RATIONALE: Giving chemotherapy, such as fludarabine, busulfan, and etoposide, before a donor umbilical cord blood stem cell transplant helps stop the growth of cancer cells. When the healthy stem cells from a donor are infused into the patient they may help the patient's bone marrow make stem cells, red blood cells, white blood cells, and platelets. Sometimes the transplanted cells from a donor can make an immune response against the body's normal cells. Giving antithymocyte globulin before transplant and tacrolimus and prednisone after transplant may stop this from happening.

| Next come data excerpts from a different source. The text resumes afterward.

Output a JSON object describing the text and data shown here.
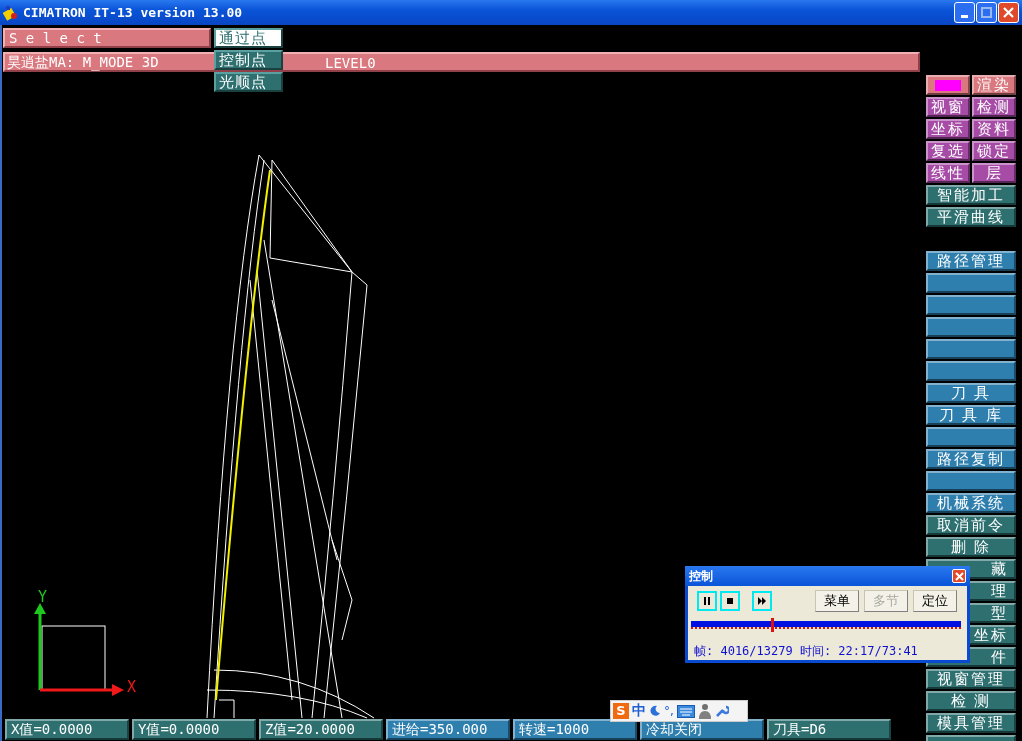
{
  "window": {
    "title": "CIMATRON IT-13 version 13.00"
  },
  "command_bar": {
    "prompt": "S e l e c t"
  },
  "point_menu": [
    {
      "label": "通过点",
      "selected": true
    },
    {
      "label": "控制点",
      "selected": false
    },
    {
      "label": "光顺点",
      "selected": false
    }
  ],
  "mode_bar": {
    "mode": "昊逍盐MA: M_MODE 3D",
    "layer": "LEVEL0"
  },
  "viewport": {
    "axes": {
      "x_label": "X",
      "y_label": "Y"
    }
  },
  "side_panel": [
    {
      "kind": "pair",
      "buttons": [
        {
          "kind": "swatch",
          "color": "#ff00ff"
        },
        {
          "kind": "label",
          "label": "渲染",
          "color": "#d9787e"
        }
      ]
    },
    {
      "kind": "pair",
      "buttons": [
        {
          "kind": "label",
          "label": "视窗",
          "color": "#a64ca6"
        },
        {
          "kind": "label",
          "label": "检测",
          "color": "#a64ca6"
        }
      ]
    },
    {
      "kind": "pair",
      "buttons": [
        {
          "kind": "label",
          "label": "坐标",
          "color": "#a64ca6"
        },
        {
          "kind": "label",
          "label": "资料",
          "color": "#a64ca6"
        }
      ]
    },
    {
      "kind": "pair",
      "buttons": [
        {
          "kind": "label",
          "label": "复选",
          "color": "#a64ca6"
        },
        {
          "kind": "label",
          "label": "锁定",
          "color": "#a64ca6"
        }
      ]
    },
    {
      "kind": "pair",
      "buttons": [
        {
          "kind": "label",
          "label": "线性",
          "color": "#a64ca6"
        },
        {
          "kind": "label",
          "label": "层",
          "color": "#a64ca6"
        }
      ]
    },
    {
      "kind": "single",
      "label": "智能加工",
      "color": "#2e6f6f"
    },
    {
      "kind": "single",
      "label": "平滑曲线",
      "color": "#2e6f6f"
    },
    {
      "kind": "gap"
    },
    {
      "kind": "single",
      "label": "路径管理",
      "color": "#2f7fae"
    },
    {
      "kind": "blank",
      "color": "#2f7fae"
    },
    {
      "kind": "blank",
      "color": "#2f7fae"
    },
    {
      "kind": "blank",
      "color": "#2f7fae"
    },
    {
      "kind": "blank",
      "color": "#2f7fae"
    },
    {
      "kind": "blank",
      "color": "#2f7fae"
    },
    {
      "kind": "single",
      "label": "刀 具",
      "color": "#2f7fae"
    },
    {
      "kind": "single",
      "label": "刀 具 库",
      "color": "#2f7fae"
    },
    {
      "kind": "blank",
      "color": "#2f7fae"
    },
    {
      "kind": "single",
      "label": "路径复制",
      "color": "#2f7fae"
    },
    {
      "kind": "blank",
      "color": "#2f7fae"
    },
    {
      "kind": "single",
      "label": "机械系统",
      "color": "#2f7fae"
    },
    {
      "kind": "single",
      "label": "取消前令",
      "color": "#2e6f6f"
    },
    {
      "kind": "single",
      "label": "删 除",
      "color": "#2e6f6f"
    },
    {
      "kind": "partial",
      "label": "藏",
      "color": "#2e6f6f"
    },
    {
      "kind": "partial",
      "label": "理",
      "color": "#2e6f6f"
    },
    {
      "kind": "partial",
      "label": "型",
      "color": "#2e6f6f"
    },
    {
      "kind": "partial",
      "label": "坐标",
      "color": "#2e6f6f"
    },
    {
      "kind": "partial",
      "label": "件",
      "color": "#2e6f6f"
    },
    {
      "kind": "single",
      "label": "视窗管理",
      "color": "#2e6f6f"
    },
    {
      "kind": "single",
      "label": "检 测",
      "color": "#2e6f6f"
    },
    {
      "kind": "single",
      "label": "模具管理",
      "color": "#2e6f6f"
    },
    {
      "kind": "blank",
      "color": "#2e6f6f"
    }
  ],
  "status_bar": [
    {
      "label": "X值=0.0000",
      "color": "#2e6f6f"
    },
    {
      "label": "Y值=0.0000",
      "color": "#2e6f6f"
    },
    {
      "label": "Z值=20.0000",
      "color": "#2e6f6f"
    },
    {
      "label": "进给=350.000",
      "color": "#2f7fae"
    },
    {
      "label": "转速=1000",
      "color": "#2f7fae"
    },
    {
      "label": "冷却关闭",
      "color": "#2f7fae"
    },
    {
      "label": "刀具=D6",
      "color": "#2e6f6f"
    }
  ],
  "ime_toolbar": {
    "logo": "S",
    "mode": "中",
    "punctuation": "°,"
  },
  "playback_dialog": {
    "title": "控制",
    "buttons": [
      {
        "kind": "pause"
      },
      {
        "kind": "stop"
      },
      {
        "kind": "forward"
      },
      {
        "kind": "text",
        "label": "菜单",
        "disabled": false
      },
      {
        "kind": "text",
        "label": "多节",
        "disabled": true
      },
      {
        "kind": "text",
        "label": "定位",
        "disabled": false
      }
    ],
    "progress": {
      "level": 0.3
    },
    "info": "帧: 4016/13279 时间: 22:17/73:41"
  }
}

PURPOSE: This phase I trial is studying how well donor umbilical cord blood transplant works in treating patients with advanced hematologic cancer.


Clinical Trial Description

OBJECTIVES:

Primary

- Determine the safety and feasibility of performing donor umbilical cord blood transplantation (UCBT) in patients with advanced hematologic malignancies, in terms of > 80% engraftment rate at day 100 post-transplant and ≤ 50% transplant-related mortality.

Secondary

- Determine the toxicity of a myeloablative preparative regimen comprising busulfan, fludarabine, and etoposide prior to UCBT in these patients.

- Determine the neutrophil and platelet recovery in patients treated with this regimen.

- Determine the event-free and overall survival of patients treated with this regimen.

- Evaluate lineage-specific chimerism after UCBT and assess the contribution of each individual cord blood unit to post-transplantation hematopoiesis in these patients.

- Determine the incidence, severity, and timing of acute and chronic graft-vs-host disease in patients treated with this regimen.

OUTLINE: This is a pilot study.

- Preparative regimen: Patients receive fludarabine IV over 30 minutes on days -7 to -3, busulfan IV over 2 hours 4 times daily on days -7 and -4, etoposide IV over 4 hours on day -3, and anti-thymocyte globulin IV over 6 hours on days -2 and -1.

- Donor umbilical cord blood transplantation (UCBT): Patients undergo donor UCBT on day 0. Beginning on day 7, patients receive sargramostim (GM-CSF) IV or subcutaneously once daily until blood counts recover.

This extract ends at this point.